Domain-Specific Query Understanding for Automotive Applications: A Modular and Scalable Approach
This work addresses the challenge of precise query interpretation for automotive systems, which is incremental as it builds on existing methods by optimizing for domain-specific complexities.
The paper tackled the problem of query understanding in the automotive domain by developing a modular two-step system that decomposes classification and entity extraction, achieving substantial gains in efficiency and accuracy compared to a single-step approach.

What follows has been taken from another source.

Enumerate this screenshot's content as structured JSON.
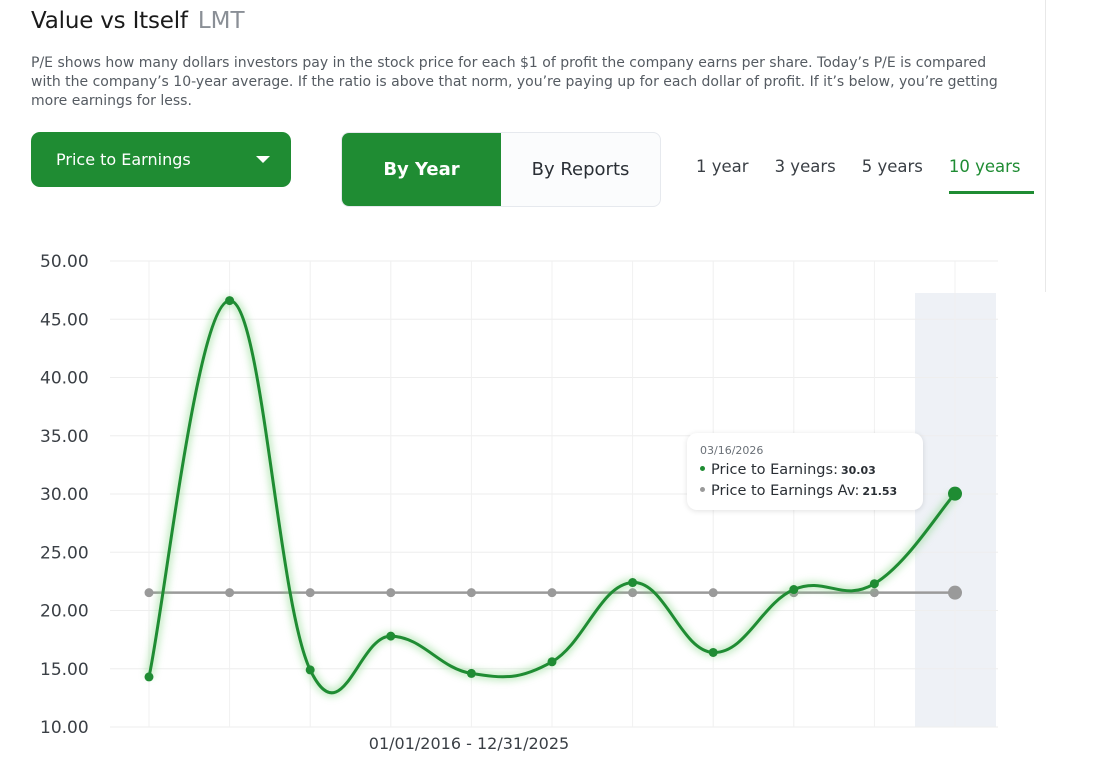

Despite the growing prevalence of large language models (LLMs) in domain-specific applications, the challenge of query understanding in the automotive sector still remains underexplored. This domain presents unique complexities due to its specialized vocabulary and the diverse range of user intents it encompasses. Unlike general-purpose assistants, automotive systems must precisely interpret user queries and route them to appropriate underlying tool, each designed to fulfill a distinct task such as part recommendations, repair procedures, or regulatory lookups. Moreover, these systems must extract structured inputs precisely aligned with the schema required by each tool. In this study, we present a novel two-step system for domain-specific query interpretation in the automotive context that achieves an effective balance between responsiveness, reliability, and scalability. Our initial single-step approach, which jointly performed classification and entity extraction, exhibited moderate performance and higher latency. By decomposing the task into a lightweight classification stage followed by targeted entity extraction using smaller, specialized prompts, our system achieves substantial gains in both efficiency and accuracy. Due to the niche nature of the automotive domain, we also curated a high-quality dataset by combining manually annotated and synthetically generated samples, all reviewed by domain experts. Overall, our findings demonstrate that decomposing query understanding into modular subtasks leads to a scalable, accurate, and latency-efficient solution. This approach establishes a strong ground for practical deployment in real-world automotive query understanding systems.